Sobre llovido mojado

La crisis sanitaria que produjo el brote de coronavirus no es un relámpago en cielo sereno. Por el contrario, es un elemento más que profundiza la crisis económica, política y social que, aquí y allá, viene convulsionando la situación mundial. La guerra comercial entre EEUU y China, gobiernos abiertamente derechistas que -vía parlamentaria o con golpes de Estado como en Bolivia- intentan implementar políticas racistas, misóginas y sanguinarias para la clase obrera que por supuesto responde con lo que puede, la crisis migratoria generada por la guerra en Siria y el norte de África que mueve enormes contingentes de personas hacia Europa y dejando un tendaderal de muerte en las aguas del Mediterráneo, los chalecos amarillos en Francia contra el gobierno y la reforma laboral, las revueltas en distintos puntos en Latinoamérica como Ecuador o Chile, las movilizaciones en Bolivia contra la destitución de Evo Morales por parte de los militares, el movimiento feminista que sigue movilizado, la juventud reaccionando en defensa de la ecología, sólo por enumerar lo más saliente.
Es en este escenario que la pandemia llega a profundizar y mostrar con más crudeza la desigualdad social que genera la ambición capitalista.

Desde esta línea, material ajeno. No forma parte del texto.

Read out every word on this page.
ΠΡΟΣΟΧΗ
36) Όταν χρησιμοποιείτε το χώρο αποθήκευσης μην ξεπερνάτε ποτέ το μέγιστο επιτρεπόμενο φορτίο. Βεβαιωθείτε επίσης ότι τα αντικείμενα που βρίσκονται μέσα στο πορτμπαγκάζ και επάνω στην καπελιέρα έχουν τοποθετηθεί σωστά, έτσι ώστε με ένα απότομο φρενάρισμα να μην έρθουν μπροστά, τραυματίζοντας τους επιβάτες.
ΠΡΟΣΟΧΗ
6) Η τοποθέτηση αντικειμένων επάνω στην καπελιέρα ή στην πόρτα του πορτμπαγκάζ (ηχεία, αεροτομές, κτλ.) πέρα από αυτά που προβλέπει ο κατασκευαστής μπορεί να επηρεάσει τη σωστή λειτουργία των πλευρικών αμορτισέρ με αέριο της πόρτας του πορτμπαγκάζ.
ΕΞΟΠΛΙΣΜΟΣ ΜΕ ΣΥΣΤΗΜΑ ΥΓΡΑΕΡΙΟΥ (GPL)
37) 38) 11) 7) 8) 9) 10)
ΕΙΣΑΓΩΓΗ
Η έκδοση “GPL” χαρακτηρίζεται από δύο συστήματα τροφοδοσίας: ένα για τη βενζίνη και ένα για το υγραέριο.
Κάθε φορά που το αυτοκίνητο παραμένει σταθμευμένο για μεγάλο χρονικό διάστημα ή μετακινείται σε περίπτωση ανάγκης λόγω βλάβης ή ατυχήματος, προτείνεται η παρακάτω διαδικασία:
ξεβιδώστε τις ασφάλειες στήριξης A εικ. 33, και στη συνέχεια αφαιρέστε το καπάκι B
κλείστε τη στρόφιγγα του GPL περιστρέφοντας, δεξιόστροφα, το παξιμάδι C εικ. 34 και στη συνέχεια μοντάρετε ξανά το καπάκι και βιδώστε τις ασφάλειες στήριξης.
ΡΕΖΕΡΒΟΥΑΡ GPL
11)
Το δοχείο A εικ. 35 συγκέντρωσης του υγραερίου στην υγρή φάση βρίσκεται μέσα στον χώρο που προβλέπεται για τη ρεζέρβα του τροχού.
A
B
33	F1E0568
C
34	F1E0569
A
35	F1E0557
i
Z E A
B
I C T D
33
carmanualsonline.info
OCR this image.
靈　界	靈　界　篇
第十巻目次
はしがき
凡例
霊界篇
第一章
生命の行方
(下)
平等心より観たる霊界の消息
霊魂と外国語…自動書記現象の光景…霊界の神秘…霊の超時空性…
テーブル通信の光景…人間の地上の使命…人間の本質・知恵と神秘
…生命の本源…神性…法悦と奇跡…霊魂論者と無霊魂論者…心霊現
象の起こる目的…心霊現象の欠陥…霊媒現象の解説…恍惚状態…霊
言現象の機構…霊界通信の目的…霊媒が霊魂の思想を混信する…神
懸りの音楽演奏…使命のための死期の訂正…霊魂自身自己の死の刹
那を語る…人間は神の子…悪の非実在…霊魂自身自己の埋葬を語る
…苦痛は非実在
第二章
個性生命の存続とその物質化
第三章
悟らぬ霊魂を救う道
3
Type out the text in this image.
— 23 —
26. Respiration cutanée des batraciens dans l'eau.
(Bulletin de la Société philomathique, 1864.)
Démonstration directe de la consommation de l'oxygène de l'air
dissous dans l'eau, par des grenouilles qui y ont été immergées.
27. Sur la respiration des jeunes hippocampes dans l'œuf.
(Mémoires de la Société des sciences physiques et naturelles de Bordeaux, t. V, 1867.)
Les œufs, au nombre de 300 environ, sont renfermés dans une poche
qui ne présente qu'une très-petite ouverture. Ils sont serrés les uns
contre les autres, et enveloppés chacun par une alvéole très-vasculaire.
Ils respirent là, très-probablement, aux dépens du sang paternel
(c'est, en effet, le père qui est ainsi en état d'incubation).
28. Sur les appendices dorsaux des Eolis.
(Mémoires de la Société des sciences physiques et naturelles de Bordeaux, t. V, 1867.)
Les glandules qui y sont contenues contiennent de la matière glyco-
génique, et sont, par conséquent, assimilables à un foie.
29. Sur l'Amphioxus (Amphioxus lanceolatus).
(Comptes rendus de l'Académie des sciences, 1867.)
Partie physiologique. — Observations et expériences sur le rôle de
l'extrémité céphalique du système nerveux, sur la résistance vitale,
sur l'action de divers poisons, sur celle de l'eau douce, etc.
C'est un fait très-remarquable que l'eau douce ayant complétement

Pero a su vez, se expande debido a condiciones preexistentes que el mismo capitalismo genera, como sistemas de salud completamente endebles, cientos de miles que no pueden acceder a una cobertura sanitaria adecuada, o ni siquiera a condiciones medianamente dignas de vida (vivienda, servicios esenciales, agua potable, etc.). Ocurre entonces que para trabajadores y trabajadoras la crisis sanitaria abierta por el COVID-19 es muchísimo más trágica. Quienes viven de un salario, quienes changuean, lxs cuentapropistas, quienes ya luchaban por llegar a fin de mes, ven ahora empeorada su situación de manera exponencial. Ya sea por ver en peligro la propia subsistencia si cumplen con el aislamiento, ya sea porque se ven obligadxs a exponerse al contagio por tener que trabajar o, simplemente, porque las condiciones habitacionales no permiten el confinamiento.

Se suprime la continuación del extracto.